Thursday, September 10, 2020

Geek Salvation

 


For the first few days of student teaching, I was routinely shocked by how student-like the teachers were. When no one below the age of eighteen is in the room, they swear and call each other by their first names and gossip and procrastinate. Maybe those aren’t distinctly student-like behaviors, though; they’re traits so common you’d find them in nearly any profession. Aside from my parents, teachers were the only grown-ups I interacted with daily, so I grew up subconsciously expecting that everyone grew into the kind of baseline formality that even the most open teacher has around students. Now that I’m grown up enough, I’m constantly surprised to see that it was an act all along. I’d heard that adults were human from countless sources, but I’d never really believed it.


With all these thoughts of teachers and high school and growing up, I keep returning to this one scene in the last episode of Freaks and Geeks, where the AV club teacher breaks down how growing up works to all the nerds. First he graphs the lives of their popular classmates with his hand: sports heroism and friends build to a high point around senior year, then wobble and crash once their charisma and strength can’t cover up their bad work ethics any longer. Next he graphs the years of isolation and sadness that the geeks will endure, all turning around in college where their intelligence wins them wealth and admiration. The dialogue, the score, and the subtle choreography of the teacher’s mimed graphs all make the scene intensely satisfying and hard to disbelieve.


Because it was set in the place and era when they went to high school, my parents waived their usual censorship and let my sister and I watch Freaks and Geeks in elementary school. I don’t remember much of that first watch-through and probably didn’t understand much to begin with, since I quickly gave up trying to decipher all the innuendos and archaic references embedded in the dialogue. But I understood every word of that scene one scene with the AV club, and took it as creed, because it put something to words that I’d been noticing throughout all sorts of my favorite stories: that the heroes were always despised and forgotten, and they always won everything in the end. Ergo, if I wanted to be the hero or win anything, the best place to start out was to be as miserable as possible.


I had a great childhood, but if you’d asked me about it at the time, I would’ve responded with loads of self-pity. Sometimes I passed the time just mentally repeating all the unfairnesses of my life: being the least popular kid in my class (not that it says much in a class of seven), being a weak and skinny boy (not that I had any interest in sports outside running), being bullied (which mostly meant being excluded from activities I didn’t really want to do anyway). And I would feel so joyful thinking this, because to me all this misery was proof that I’d have anything I ever wanted someday.


There’s an oddly religious tone to this idea of childhood suffering equaling adult happiness, a lot of it likely inspired by misinterpretations of Jesus’s Sermon on the Mount. What’s meant to be a comfort to sufferers becomes a celebration of suffering in this warped perspective, and salvation becomes adulthood. Which is stupid, both because adulthood is never certain and because the people who follow this train of logic usually don’t suffer much to begin with.
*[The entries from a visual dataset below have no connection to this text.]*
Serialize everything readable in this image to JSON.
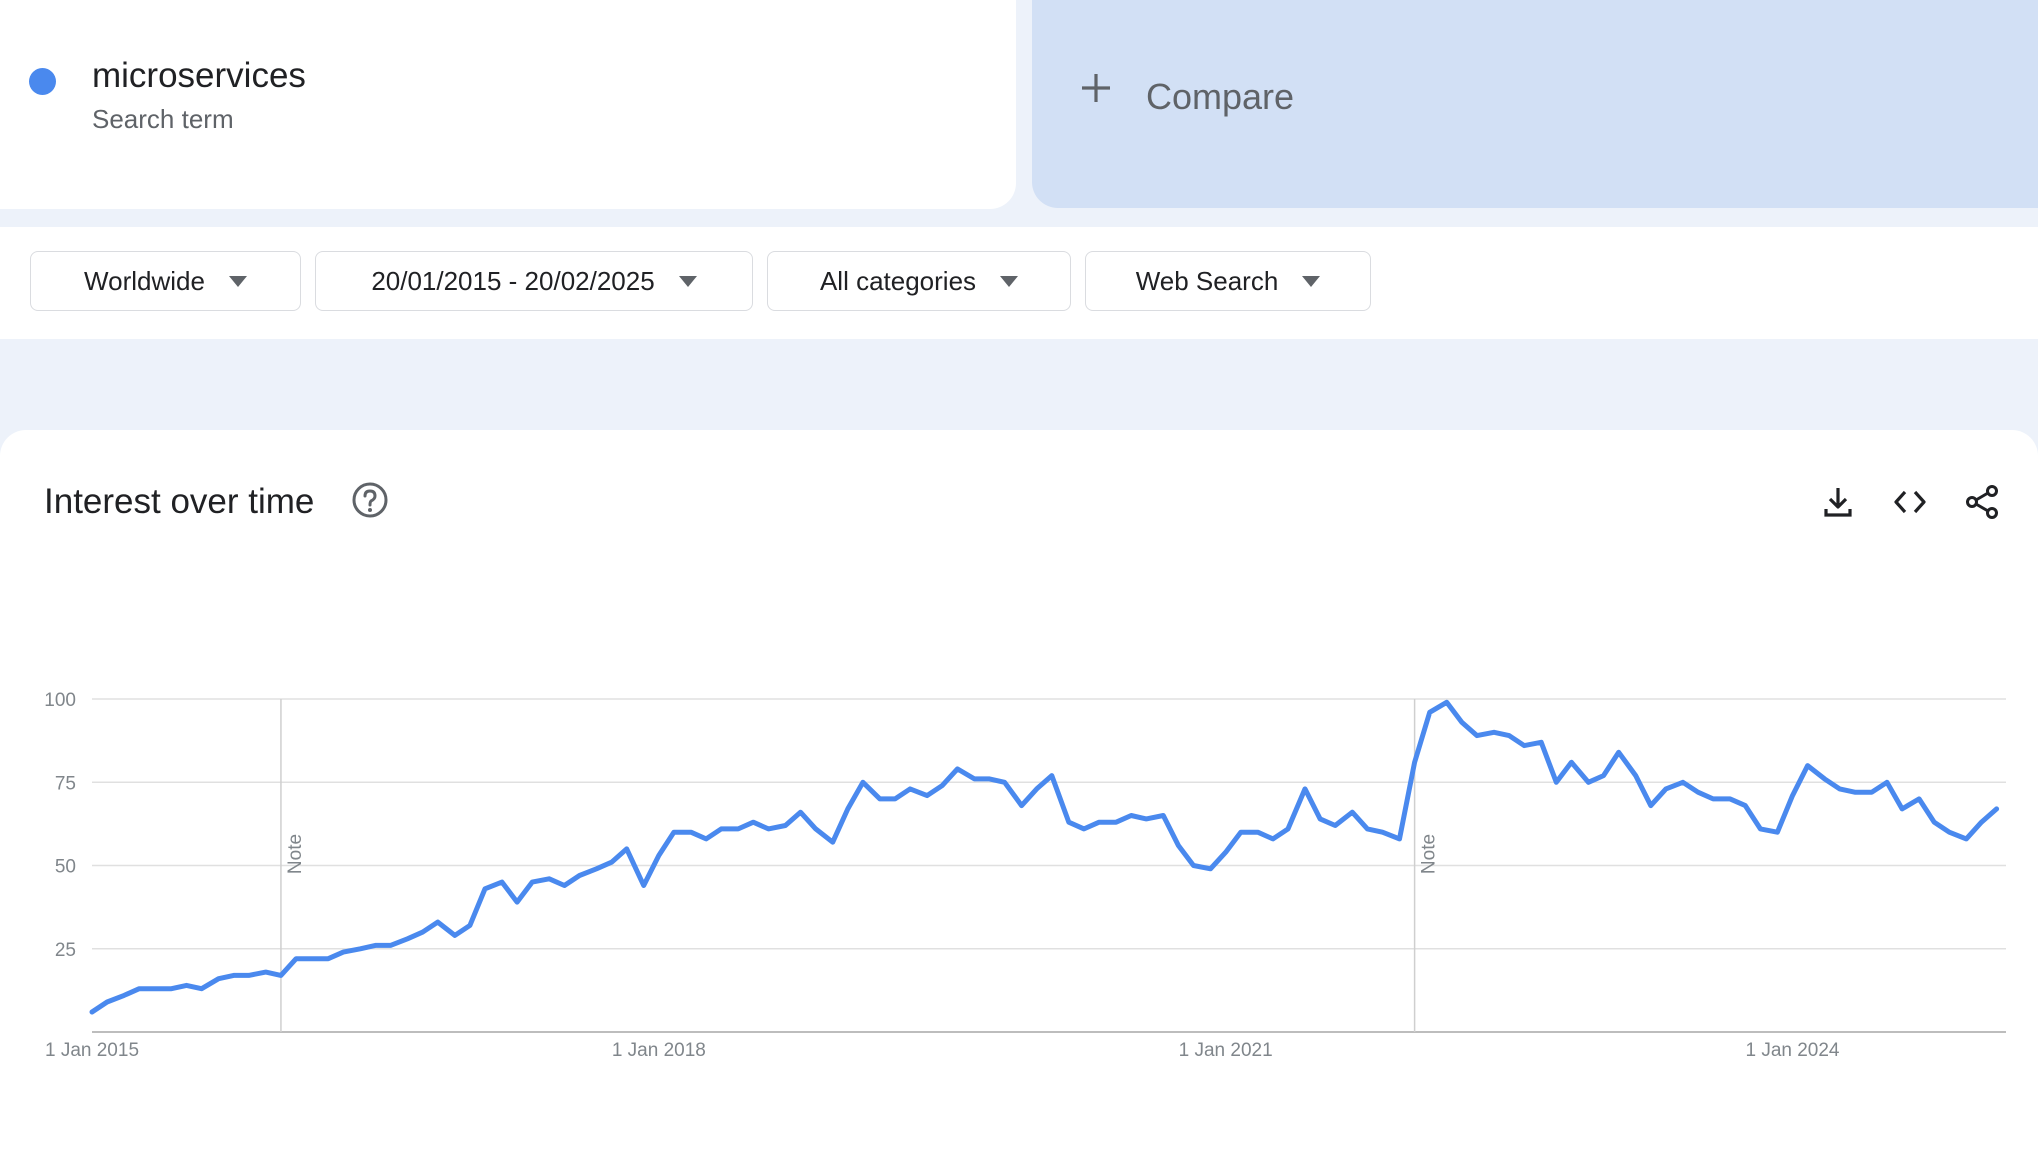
{
  "search_term": {
    "name": "microservices",
    "subtitle": "Search term",
    "color": "#4a89ee"
  },
  "compare": {
    "label": "Compare",
    "icon": "plus-icon"
  },
  "filters": {
    "region": "Worldwide",
    "date_range": "20/01/2015 - 20/02/2025",
    "category": "All categories",
    "search_type": "Web Search"
  },
  "chart_card": {
    "title": "Interest over time",
    "icons": [
      "help-icon",
      "download-icon",
      "embed-icon",
      "share-icon"
    ]
  },
  "chart_data": {
    "type": "line",
    "title": "",
    "xlabel": "",
    "ylabel": "",
    "ylim": [
      0,
      100
    ],
    "yticks": [
      25,
      50,
      75,
      100
    ],
    "xticks": [
      {
        "label": "1 Jan 2015",
        "x": 2015.0
      },
      {
        "label": "1 Jan 2018",
        "x": 2018.0
      },
      {
        "label": "1 Jan 2021",
        "x": 2021.0
      },
      {
        "label": "1 Jan 2024",
        "x": 2024.0
      }
    ],
    "xlim": [
      2015.0,
      2025.13
    ],
    "grid": true,
    "legend": "none",
    "annotations": [
      {
        "label": "Note",
        "x": 2016.0
      },
      {
        "label": "Note",
        "x": 2022.0
      }
    ],
    "series": [
      {
        "color": "#4a89ee",
        "x": [
          2015.0,
          2015.08,
          2015.17,
          2015.25,
          2015.33,
          2015.42,
          2015.5,
          2015.58,
          2015.67,
          2015.75,
          2015.83,
          2015.92,
          2016.0,
          2016.08,
          2016.17,
          2016.25,
          2016.33,
          2016.42,
          2016.5,
          2016.58,
          2016.67,
          2016.75,
          2016.83,
          2016.92,
          2017.0,
          2017.08,
          2017.17,
          2017.25,
          2017.33,
          2017.42,
          2017.5,
          2017.58,
          2017.67,
          2017.75,
          2017.83,
          2017.92,
          2018.0,
          2018.08,
          2018.17,
          2018.25,
          2018.33,
          2018.42,
          2018.5,
          2018.58,
          2018.67,
          2018.75,
          2018.83,
          2018.92,
          2019.0,
          2019.08,
          2019.17,
          2019.25,
          2019.33,
          2019.42,
          2019.5,
          2019.58,
          2019.67,
          2019.75,
          2019.83,
          2019.92,
          2020.0,
          2020.08,
          2020.17,
          2020.25,
          2020.33,
          2020.42,
          2020.5,
          2020.58,
          2020.67,
          2020.75,
          2020.83,
          2020.92,
          2021.0,
          2021.08,
          2021.17,
          2021.25,
          2021.33,
          2021.42,
          2021.5,
          2021.58,
          2021.67,
          2021.75,
          2021.83,
          2021.92,
          2022.0,
          2022.08,
          2022.17,
          2022.25,
          2022.33,
          2022.42,
          2022.5,
          2022.58,
          2022.67,
          2022.75,
          2022.83,
          2022.92,
          2023.0,
          2023.08,
          2023.17,
          2023.25,
          2023.33,
          2023.42,
          2023.5,
          2023.58,
          2023.67,
          2023.75,
          2023.83,
          2023.92,
          2024.0,
          2024.08,
          2024.17,
          2024.25,
          2024.33,
          2024.42,
          2024.5,
          2024.58,
          2024.67,
          2024.75,
          2024.83,
          2024.92,
          2025.0,
          2025.08
        ],
        "values": [
          6,
          9,
          11,
          13,
          13,
          13,
          14,
          13,
          16,
          17,
          17,
          18,
          17,
          22,
          22,
          22,
          24,
          25,
          26,
          26,
          28,
          30,
          33,
          29,
          32,
          43,
          45,
          39,
          45,
          46,
          44,
          47,
          49,
          51,
          55,
          44,
          53,
          60,
          60,
          58,
          61,
          61,
          63,
          61,
          62,
          66,
          61,
          57,
          67,
          75,
          70,
          70,
          73,
          71,
          74,
          79,
          76,
          76,
          75,
          68,
          73,
          77,
          63,
          61,
          63,
          63,
          65,
          64,
          65,
          56,
          50,
          49,
          54,
          60,
          60,
          58,
          61,
          73,
          64,
          62,
          66,
          61,
          60,
          58,
          81,
          96,
          99,
          93,
          89,
          90,
          89,
          86,
          87,
          75,
          81,
          75,
          77,
          84,
          77,
          68,
          73,
          75,
          72,
          70,
          70,
          68,
          61,
          60,
          71,
          80,
          76,
          73,
          72,
          72,
          75,
          67,
          70,
          63,
          60,
          58,
          63,
          67
        ]
      }
    ]
  }
}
Your stereotypical nerd is unpopular and unattractive, maybe, but also male, white, and either wealthy or well-educated enough to be wealthy soon. Despite all my self-pity, I had a loving family, a stable home, and more opportunities than I’d ever appreciate. From what I’ve seen, people who really suffer have either more dismal outlooks on the future or more active plans than just waiting for fate to take its course and even the scales.


The real irony is that I’m pretty sure the Freaks and Geeks scene that started it all is meant to be ironic. The teacher who tells them all this isn’t the fortune-five-hundred CEO that he guarantees they’ll all be. All we know about him, actually, is that he has a serious smoking addiction. The entire episode is actually about them learning to sympathize with burnout Daniel Disario, who believes he has no future to look forward to.


All this is to say that I’m starting to take a bit of a longer view on life. The freshmen I teach talk about college in hushed and awed tones. Maybe, if I find a chance to bring it up, I’ll point out that life continues well into college, and past it eventually, though I’m not sure they’ll listen. I sure didn’t.